18 responses to “The True Editor’s Lexicon

  • Tez Miller

    “Ten months. There have been wars fought quicker than that.”

    Remember when Switzerland accidentally invaded Liechtenstein? Good times! 🙂

  • hrose2931

    So now I see why that sequel takes as long as it does. How the hell does a first time author make it through this process without another first timer to go through it with? I was just terrified to try to get to the acceptance stage. I don’t know if I can make it through all the flaming bags of monkey jizz and I’ve never wanted to use that in a sentence!

    • Misterkristoff

      The awesome thing is, there heaps of great folks who’ve gone through it before and are only too happy to help you out. There’s a great community out there.

      Plus, you can hook up with debut author groups and all walk through the big scary woods together. The advantage here is, so long as you’re not the slowest runner in the group, when the wargs come, the people slower than you get eaten first.

      Monkey jizz washes right out, btw.

  • janeturley

    Ha, ha, ha:)) I just read a friend’s novel with an all time classic typo – bowel instead of bowl. I guess that one was more than your average pain in the arse typo:)

  • shilohwalkers

    I…I…I’ve never had my commas complimented. Dang it.
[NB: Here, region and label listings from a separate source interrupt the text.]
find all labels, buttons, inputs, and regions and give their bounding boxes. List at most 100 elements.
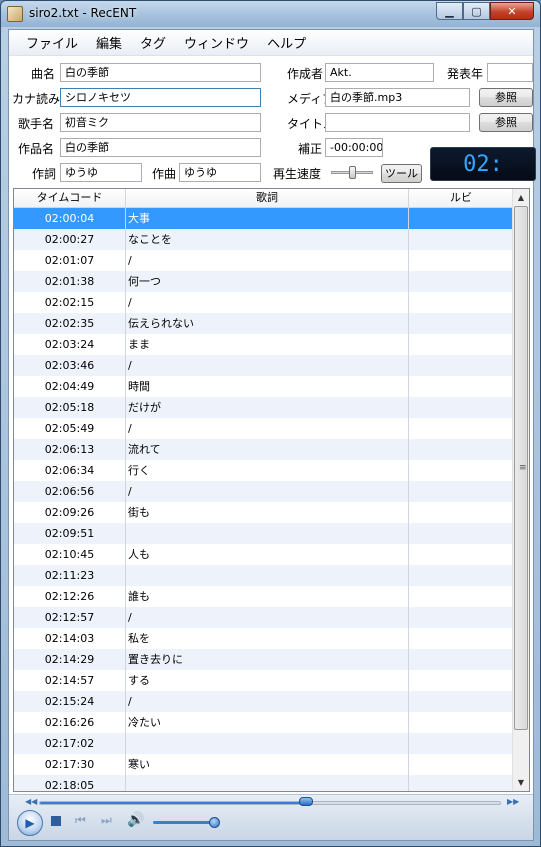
table-row[interactable]: 02:17:02	[14, 733, 513, 754]
scroll-thumb[interactable]: ≡	[514, 206, 528, 730]
lyric-cell[interactable]: /	[126, 481, 409, 502]
timecode-cell[interactable]: 02:15:24	[14, 691, 126, 712]
work-field[interactable]: 白の季節	[60, 138, 261, 157]
timecode-cell[interactable]: 02:05:49	[14, 418, 126, 439]
close-button[interactable]: ✕	[490, 2, 534, 20]
ruby-cell[interactable]	[409, 397, 513, 418]
ruby-cell[interactable]	[409, 355, 513, 376]
timecode-cell[interactable]: 02:14:29	[14, 649, 126, 670]
ruby-cell[interactable]	[409, 754, 513, 775]
lyric-cell[interactable]: 何一つ	[126, 271, 409, 292]
media-browse-button[interactable]: 参照	[479, 88, 533, 107]
table-row[interactable]: 02:16:26 冷たい	[14, 712, 513, 733]
forward-end-icon[interactable]: ▶▶	[507, 797, 519, 806]
media-field[interactable]: 白の季節.mp3	[325, 88, 470, 107]
timecode-cell[interactable]: 02:10:45	[14, 544, 126, 565]
rewind-end-icon[interactable]: ◀◀	[25, 797, 37, 806]
ruby-cell[interactable]	[409, 628, 513, 649]
lyric-cell[interactable]: /	[126, 292, 409, 313]
menu-edit[interactable]: 編集	[87, 33, 131, 52]
table-row[interactable]: 02:04:49 時間	[14, 376, 513, 397]
scroll-up-icon[interactable]: ▲	[513, 189, 529, 206]
ruby-cell[interactable]	[409, 376, 513, 397]
ruby-cell[interactable]	[409, 691, 513, 712]
timecode-cell[interactable]: 02:14:57	[14, 670, 126, 691]
timecode-cell[interactable]: 02:17:30	[14, 754, 126, 775]
lyric-cell[interactable]	[126, 733, 409, 754]
next-icon[interactable]: ⏭	[101, 813, 112, 828]
lyric-cell[interactable]: 伝えられない	[126, 313, 409, 334]
lyric-cell[interactable]: /	[126, 355, 409, 376]
timecode-cell[interactable]: 02:12:57	[14, 607, 126, 628]
table-row[interactable]: 02:15:24/	[14, 691, 513, 712]
timecode-cell[interactable]: 02:16:26	[14, 712, 126, 733]
volume-thumb[interactable]	[209, 817, 220, 828]
title-browse-button[interactable]: 参照	[479, 113, 533, 132]
timecode-cell[interactable]: 02:01:38	[14, 271, 126, 292]
seek-bar[interactable]	[39, 801, 501, 805]
title-field[interactable]	[325, 113, 470, 132]
table-row[interactable]: 02:12:26 誰も	[14, 586, 513, 607]
table-row[interactable]: 02:05:18 だけが	[14, 397, 513, 418]
timecode-cell[interactable]: 02:09:51	[14, 523, 126, 544]
ruby-cell[interactable]	[409, 733, 513, 754]
table-row[interactable]: 02:01:38 何一つ	[14, 271, 513, 292]
lyric-cell[interactable]: 人も	[126, 544, 409, 565]
timecode-cell[interactable]: 02:06:34	[14, 460, 126, 481]
lyric-cell[interactable]: /	[126, 418, 409, 439]
volume-slider[interactable]	[153, 821, 215, 824]
stop-icon[interactable]	[51, 816, 61, 826]
menu-tag[interactable]: タグ	[131, 33, 175, 52]
table-row[interactable]: 02:14:03 私を	[14, 628, 513, 649]
table-row[interactable]: 02:02:35 伝えられない	[14, 313, 513, 334]
lyric-cell[interactable]: 私を	[126, 628, 409, 649]
timecode-cell[interactable]: 02:04:49	[14, 376, 126, 397]
timecode-cell[interactable]: 02:01:07	[14, 250, 126, 271]
table-row[interactable]: 02:00:04 大事	[14, 208, 513, 229]
scroll-down-icon[interactable]: ▼	[513, 774, 529, 791]
lyric-cell[interactable]: 時間	[126, 376, 409, 397]
timecode-cell[interactable]: 02:18:05	[14, 775, 126, 791]
timecode-cell[interactable]: 02:17:02	[14, 733, 126, 754]
column-lyrics[interactable]: 歌詞	[126, 189, 409, 207]
ruby-cell[interactable]	[409, 439, 513, 460]
column-timecode[interactable]: タイムコード	[14, 189, 126, 207]
ruby-cell[interactable]	[409, 670, 513, 691]
ruby-cell[interactable]	[409, 544, 513, 565]
ruby-cell[interactable]	[409, 460, 513, 481]
menu-help[interactable]: ヘルプ	[258, 33, 315, 52]
lyric-cell[interactable]: する	[126, 670, 409, 691]
composer-field[interactable]: ゆうゆ	[179, 163, 261, 182]
vertical-scrollbar[interactable]: ▲ ≡ ▼	[512, 189, 529, 791]
timecode-cell[interactable]: 02:00:04	[14, 208, 126, 229]
timecode-cell[interactable]: 02:03:24	[14, 334, 126, 355]
minimize-button[interactable]: ▁	[436, 2, 463, 20]
ruby-cell[interactable]	[409, 607, 513, 628]
ruby-cell[interactable]	[409, 418, 513, 439]
timecode-cell[interactable]: 02:14:03	[14, 628, 126, 649]
lyric-cell[interactable]: まま	[126, 334, 409, 355]
table-row[interactable]: 02:11:23	[14, 565, 513, 586]
ruby-cell[interactable]	[409, 775, 513, 791]
ruby-cell[interactable]	[409, 523, 513, 544]
lyric-cell[interactable]: 寒い	[126, 754, 409, 775]
timecode-cell[interactable]: 02:09:26	[14, 502, 126, 523]
lyric-cell[interactable]: /	[126, 691, 409, 712]
tool-button[interactable]: ツール	[381, 164, 422, 183]
table-row[interactable]: 02:14:29 置き去りに	[14, 649, 513, 670]
lyric-cell[interactable]: 冷たい	[126, 712, 409, 733]
menu-window[interactable]: ウィンドウ	[175, 33, 258, 52]
ruby-cell[interactable]	[409, 649, 513, 670]
timecode-cell[interactable]: 02:02:15	[14, 292, 126, 313]
table-row[interactable]: 02:12:57/	[14, 607, 513, 628]
volume-icon[interactable]: 🔊	[127, 812, 144, 828]
table-row[interactable]: 02:18:05	[14, 775, 513, 791]
menu-file[interactable]: ファイル	[17, 33, 87, 52]
title-bar[interactable]: siro2.txt - RecENT ▁ ▢ ✕	[1, 1, 540, 27]
ruby-cell[interactable]	[409, 586, 513, 607]
lyric-cell[interactable]	[126, 565, 409, 586]
timecode-cell[interactable]: 02:00:27	[14, 229, 126, 250]
table-row[interactable]: 02:05:49/	[14, 418, 513, 439]
lyric-cell[interactable]: /	[126, 607, 409, 628]
table-row[interactable]: 02:06:56/	[14, 481, 513, 502]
    However, if there’s any editing house there that uses this…”‘swinging on the golden love-truncheon’

    I want to know. NOW. Because I want to submit right away.

    It’s an overwhelming, braincurdling mess. And then you get to see your book. Which makes all of it worth it, then you dive back in and then it starts all over again.

    • Misterkristoff

      I might try to instigate ‘swinging on the golden love-truncheon’ over at SMP and Tor UK. See if it takes off anywhere.

      “Hey folks, have you finished swinging on my golden love-truncheon yet?”

      Hmmm… maybe not…

  • Carolyn Jewel

    I’m having editorial flashbacks now. Thanks for sparking off my PTSD. On the other hand, I once turned in a book and my editor came back with “I don’t want to change a word.” I was stunned and edited a couple of scenes anyway. Some books are easier than others.

  • Pam

    Kristoff! Tell us how you really feel? Now, I’m scared to do my rewrite for my agent. *assumes fetal position*

  • Kathleen Peacock (@kathleenpeacock)

    Okay am I the only one who loved the copy edit stage? It was like an oasis of comma-studded calm.

  • Jae

    *sees blog post about editing, and is curious*

    *sees “alright” right up there at the top*

    *twitches uncontrollably and tries not to weep* 😉

    • Misterkristoff

      And girl I hope that you …
      The reasons you forgave …
      No I never ever meant to hurt you …
      No I never meant to make you cry …
      And I wish I could erase the hea-

      Oh GOD someone make me STOP.

  • Anne Lyle

    I’m looking forward to this process with trepidation on my second novel. The first one, I’d polished the manuscript to within an inch of its life before submitting it, so there were no story edits after acceptance and only a couple of dozen comments from the copy-editor. This time I’m on a tight schedule so there hasn’t been time for 374 drafts. *assumes foetal position*

    • Misterkristoff

      Wow, you’re in for a trip! It’s good though – I’m still kinda amazed how much better book 1 got after editors went through it. I handed it over thinking it was absolutely perfect, but I look at the difference between that first copy I submitted and where ti sits now, and I’m constantly blown away.